Tracking usage with dagster-dbt

If you use dagster-dbt to manage a dbt project that targets Snowflake, you can emit usage metrics to the Dagster+ API with the DbtCliResource.

First, add a .with_insights() call to your dbt.cli() command(s), and add Snowflake-specific insights definitions to your code using create_snowflake_insights_asset_and_schedule.

These additional definitions are required because Snowflake usage information is only available after a delay.
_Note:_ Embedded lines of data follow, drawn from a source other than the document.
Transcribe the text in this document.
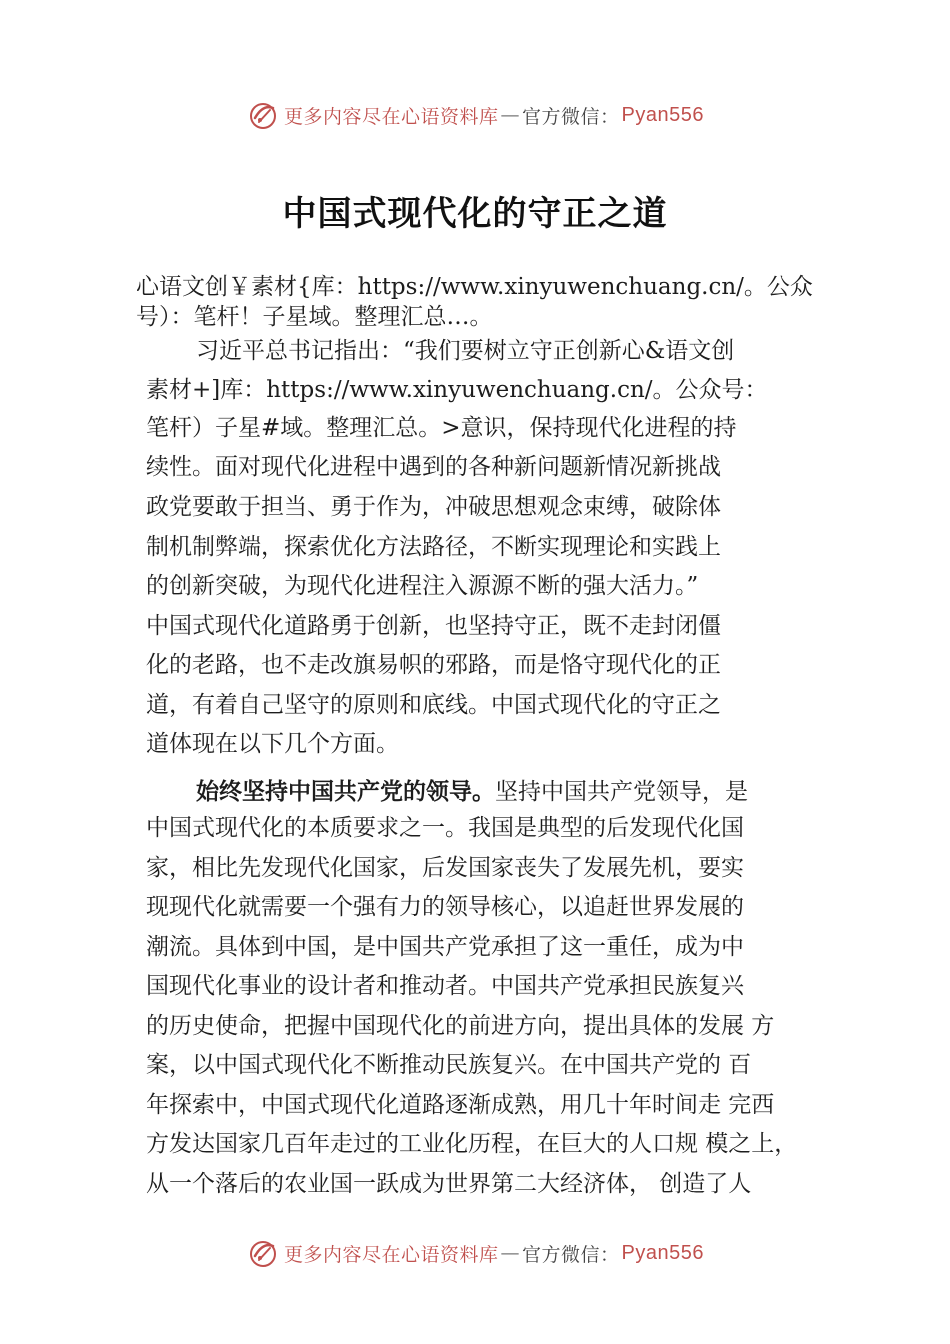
更多内容尽在心语资料库 — 官方微信 ： Pyan556
中国式现代化的守正之道
心语文创￥素材{库：https://www.xinyuwenchuang.cn/。公众
号）：笔杆！子星域。整理汇总…。
习近平总书记指出：“我们要树立守正创新心&语文创
素材+]库：https://www.xinyuwenchuang.cn/。公众号：
笔杆）子星#域。整理汇总。>意识，保持现代化进程的持
续性。面对现代化进程中遇到的各种新问题新情况新挑战
政党要敢于担当、勇于作为，冲破思想观念束缚，破除体
制机制弊端，探索优化方法路径，不断实现理论和实践上
的创新突破，为现代化进程注入源源不断的强大活力。”
中国式现代化道路勇于创新，也坚持守正，既不走封闭僵
化的老路，也不走改旗易帜的邪路，而是恪守现代化的正
道，有着自己坚守的原则和底线。中国式现代化的守正之
道体现在以下几个方面。
始终坚持中国共产党的领导。坚持中国共产党领导，是
中国式现代化的本质要求之一。我国是典型的后发现代化国
家，相比先发现代化国家，后发国家丧失了发展先机，要实
现现代化就需要一个强有力的领导核心，以追赶世界发展的
潮流。具体到中国，是中国共产党承担了这一重任，成为中
国现代化事业的设计者和推动者。中国共产党承担民族复兴
的历史使命，把握中国现代化的前进方向，提出具体的发展 方
案，以中国式现代化不断推动民族复兴。在中国共产党的 百
年探索中，中国式现代化道路逐渐成熟，用几十年时间走 完西
方发达国家几百年走过的工业化历程，在巨大的人口规 模之上，
从一个落后的农业国一跃成为世界第二大经济体， 创造了人
更多内容尽在心语资料库 — 官方微信 ： Pyan556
These definitions automatically handle running a computation on a schedule to ingest Snowflake usage information from the previous hour.

note

Only use create_snowflake_insights_asset_and_schedule in a single code location per deployment, as this will handle ingesting usage data from your entire deployment.

from dagster_cloud.dagster_insights import (
InsightsSnowflakeResource,
create_snowflake_insights_asset_and_schedule,
)
from dagster_dbt import DbtCliResource, dbt_assets
from path import Path

import dagster as dg

insights_definitions = create_snowflake_insights_asset_and_schedule(
start_date="2024-01-01-00:00"
)


@dbt_assets(manifest=Path(__file__).parent / "manifest.json")
def my_asset(context: dg.AssetExecutionContext, dbt: DbtCliResource):
yield from dbt.cli(["build"], context=context).stream().with_insights()


defs = dg.Definitions(
assets=[my_asset, *insights_definitions.assets],
schedules=[insights_definitions.schedule],
resources={
"snowflake": InsightsSnowflakeResource(
user=dg.EnvVar("SNOWFLAKE_USER"), password=dg.EnvVar("SNOWFLAKE_PASSWORD")
)
},
)

Then, add the following to your dbt_project.yml:

name: "dbt_project"
version: "0.0.1"
config-version: 2

query-comment:
comment: "snowflake_dagster_dbt_v1_opaque_id[[[{{ node.unique_id }}:{{ invocation_id }}]]]"
append: true

This adds a comment to each query, which is used by Dagster+ to attribute cost metrics to the correct assets.